Adding Your Project to Our Portfolio
Do you have an open source Flutter or Dart package? Would you like for companies to fund further development? Would your package make sense within the Flutter Bounty Hunters portfolio? If so, let’s talk!
The Flutter Bounty Hunters is a remote team of Flutter and Dart developers who work exclusively on open source packages. We find companies that need infrastructure tools, and then we work with those companies to setup funding, and build what they need.
Usually, we create our own projects from scratch. But there’s no need to start from scratch if you’ve already done great work on a package that solves the same problems!
If your project solves a problem that’s relevant to the direction of the Flutter Bounty Hunters, we’d like to bring your project into our portfolio, and then work to find companies that will fund further development.
How to transfer a project
If you’d like add your project to our portfolio, let’s jump on a call to chat about expectations.
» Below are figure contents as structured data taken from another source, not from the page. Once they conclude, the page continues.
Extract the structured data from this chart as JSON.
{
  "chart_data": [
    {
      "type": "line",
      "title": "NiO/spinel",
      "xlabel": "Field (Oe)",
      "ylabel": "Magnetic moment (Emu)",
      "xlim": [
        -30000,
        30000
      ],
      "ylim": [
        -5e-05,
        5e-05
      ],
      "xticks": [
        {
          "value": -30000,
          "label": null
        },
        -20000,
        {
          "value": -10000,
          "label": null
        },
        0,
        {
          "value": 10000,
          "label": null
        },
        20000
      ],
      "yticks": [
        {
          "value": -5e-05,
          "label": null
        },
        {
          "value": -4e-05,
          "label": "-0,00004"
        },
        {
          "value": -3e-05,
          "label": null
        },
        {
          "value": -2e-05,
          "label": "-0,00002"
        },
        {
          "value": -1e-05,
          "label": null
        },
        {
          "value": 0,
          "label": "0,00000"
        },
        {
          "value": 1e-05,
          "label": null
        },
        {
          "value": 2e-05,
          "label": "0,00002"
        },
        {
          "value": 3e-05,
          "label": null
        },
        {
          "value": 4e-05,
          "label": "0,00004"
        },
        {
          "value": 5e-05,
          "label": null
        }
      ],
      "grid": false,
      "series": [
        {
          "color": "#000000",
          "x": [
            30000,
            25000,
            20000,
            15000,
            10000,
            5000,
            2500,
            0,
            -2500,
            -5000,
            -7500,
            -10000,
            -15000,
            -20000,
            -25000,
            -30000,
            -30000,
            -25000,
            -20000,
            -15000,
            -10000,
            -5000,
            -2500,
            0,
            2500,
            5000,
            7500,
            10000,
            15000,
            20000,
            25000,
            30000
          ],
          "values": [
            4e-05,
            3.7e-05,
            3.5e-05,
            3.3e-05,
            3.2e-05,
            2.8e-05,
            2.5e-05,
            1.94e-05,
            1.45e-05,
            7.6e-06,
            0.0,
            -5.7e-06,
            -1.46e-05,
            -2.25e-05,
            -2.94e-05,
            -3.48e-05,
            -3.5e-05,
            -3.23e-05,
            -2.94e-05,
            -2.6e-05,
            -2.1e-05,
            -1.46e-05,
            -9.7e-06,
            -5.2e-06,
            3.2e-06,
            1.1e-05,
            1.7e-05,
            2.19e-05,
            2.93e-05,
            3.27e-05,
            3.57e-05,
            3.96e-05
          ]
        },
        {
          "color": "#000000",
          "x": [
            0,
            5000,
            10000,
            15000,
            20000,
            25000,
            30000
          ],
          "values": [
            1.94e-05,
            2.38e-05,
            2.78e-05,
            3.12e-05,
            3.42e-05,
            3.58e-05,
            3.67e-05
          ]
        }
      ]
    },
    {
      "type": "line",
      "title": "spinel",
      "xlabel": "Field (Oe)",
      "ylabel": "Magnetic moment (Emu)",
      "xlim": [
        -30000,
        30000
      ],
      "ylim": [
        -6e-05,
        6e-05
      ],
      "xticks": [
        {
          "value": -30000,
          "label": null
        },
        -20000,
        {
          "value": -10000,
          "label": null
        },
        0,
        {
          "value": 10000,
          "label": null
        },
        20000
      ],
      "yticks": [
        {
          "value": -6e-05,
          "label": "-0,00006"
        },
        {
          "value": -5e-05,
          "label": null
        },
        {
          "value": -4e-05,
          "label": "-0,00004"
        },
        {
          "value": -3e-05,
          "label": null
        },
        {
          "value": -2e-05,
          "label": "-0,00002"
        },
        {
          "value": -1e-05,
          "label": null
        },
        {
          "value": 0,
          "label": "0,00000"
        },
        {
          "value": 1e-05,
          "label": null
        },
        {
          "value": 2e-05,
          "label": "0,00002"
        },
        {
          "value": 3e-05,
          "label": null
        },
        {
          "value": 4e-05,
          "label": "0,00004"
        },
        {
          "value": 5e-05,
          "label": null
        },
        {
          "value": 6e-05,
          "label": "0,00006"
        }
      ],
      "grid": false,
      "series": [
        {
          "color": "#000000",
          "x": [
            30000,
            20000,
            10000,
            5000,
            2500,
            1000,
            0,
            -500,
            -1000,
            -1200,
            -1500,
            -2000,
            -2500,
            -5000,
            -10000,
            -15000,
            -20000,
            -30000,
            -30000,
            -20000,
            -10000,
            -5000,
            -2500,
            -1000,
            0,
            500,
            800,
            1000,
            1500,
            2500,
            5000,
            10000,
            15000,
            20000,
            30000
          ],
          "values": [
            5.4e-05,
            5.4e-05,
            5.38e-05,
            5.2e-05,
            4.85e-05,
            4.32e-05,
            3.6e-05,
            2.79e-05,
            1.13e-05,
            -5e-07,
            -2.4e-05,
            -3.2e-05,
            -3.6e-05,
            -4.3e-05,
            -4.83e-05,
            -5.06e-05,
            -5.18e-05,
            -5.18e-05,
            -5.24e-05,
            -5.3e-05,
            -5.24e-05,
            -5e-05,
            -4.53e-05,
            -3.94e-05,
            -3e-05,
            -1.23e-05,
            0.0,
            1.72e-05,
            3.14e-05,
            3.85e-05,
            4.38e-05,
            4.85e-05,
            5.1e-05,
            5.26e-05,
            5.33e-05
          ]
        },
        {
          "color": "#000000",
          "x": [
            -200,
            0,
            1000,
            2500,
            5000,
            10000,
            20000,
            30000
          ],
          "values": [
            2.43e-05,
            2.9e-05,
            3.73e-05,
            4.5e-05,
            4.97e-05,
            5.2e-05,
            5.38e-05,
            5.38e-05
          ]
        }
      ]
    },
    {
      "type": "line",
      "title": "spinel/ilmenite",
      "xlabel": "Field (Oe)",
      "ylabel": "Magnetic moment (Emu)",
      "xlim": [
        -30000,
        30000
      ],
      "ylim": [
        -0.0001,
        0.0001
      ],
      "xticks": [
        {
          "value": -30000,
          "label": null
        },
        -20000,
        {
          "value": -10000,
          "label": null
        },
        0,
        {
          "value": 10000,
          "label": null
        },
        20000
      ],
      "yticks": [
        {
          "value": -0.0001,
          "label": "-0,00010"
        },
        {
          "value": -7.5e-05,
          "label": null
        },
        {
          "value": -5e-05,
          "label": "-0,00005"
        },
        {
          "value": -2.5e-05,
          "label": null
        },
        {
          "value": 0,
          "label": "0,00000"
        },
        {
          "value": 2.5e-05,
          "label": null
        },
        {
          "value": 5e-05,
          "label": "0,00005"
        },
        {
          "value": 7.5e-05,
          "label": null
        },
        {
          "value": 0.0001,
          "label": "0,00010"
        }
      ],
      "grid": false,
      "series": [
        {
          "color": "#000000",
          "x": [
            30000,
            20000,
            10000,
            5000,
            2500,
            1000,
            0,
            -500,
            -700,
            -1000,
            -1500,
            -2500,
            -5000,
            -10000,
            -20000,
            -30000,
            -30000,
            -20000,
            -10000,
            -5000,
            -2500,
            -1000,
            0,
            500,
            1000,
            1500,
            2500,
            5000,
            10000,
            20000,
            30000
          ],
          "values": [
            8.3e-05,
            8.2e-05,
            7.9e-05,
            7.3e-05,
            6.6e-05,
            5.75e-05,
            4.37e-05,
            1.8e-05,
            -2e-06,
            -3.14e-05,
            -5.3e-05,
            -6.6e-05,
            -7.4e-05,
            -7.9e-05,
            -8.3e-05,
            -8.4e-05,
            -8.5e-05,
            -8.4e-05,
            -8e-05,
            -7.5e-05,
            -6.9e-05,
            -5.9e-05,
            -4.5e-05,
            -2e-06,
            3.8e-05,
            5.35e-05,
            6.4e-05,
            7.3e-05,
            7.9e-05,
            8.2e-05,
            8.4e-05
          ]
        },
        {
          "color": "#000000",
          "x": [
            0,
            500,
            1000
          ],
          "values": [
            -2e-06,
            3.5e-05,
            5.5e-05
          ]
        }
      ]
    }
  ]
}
If everything looks good after our chat, then you should expect to make the following adjustments:
- Transfer the GitHub repo to the Flutter Bounty Hunters organization.
- Transfer the Pub release to the Flutter Bounty Hunters organization.
- Change the LICENSE to an MIT-style license, because it’s the most flexible license available.
- We’ll design a logo and README file to match other Flutter Bounty Hunters projects.
After migrating your project to the Flutter Bounty Hunters, you’re welcome to include your name in the README as the person who started the project.
How to build with the Flutter Bounty Hunters
The Flutter Bounty Hunters uphold a set of coding standards. With paying clients, we need to ensure that the right problems are solved, they’re solved effectively, and the solutions are well tested to ensure that we don’t break them in the future.
We welcome continued contributions from the original project authors. However, all contributors, including the original authors, are expected to comply with the Flutter Bounty Hunters policies, and quality standards. Some such policies include…
- Team discussion of complicated changes, and breaking changes, before spending time on a PR to make the changes.
- Dart docs included for every public member. Each Dart doc should effectively communicate the details that aren’t obvious when reading the code.
- Effective tests for all contributions.
- Code review for all changes.
If all of this sounds good, then we look forward to working with you!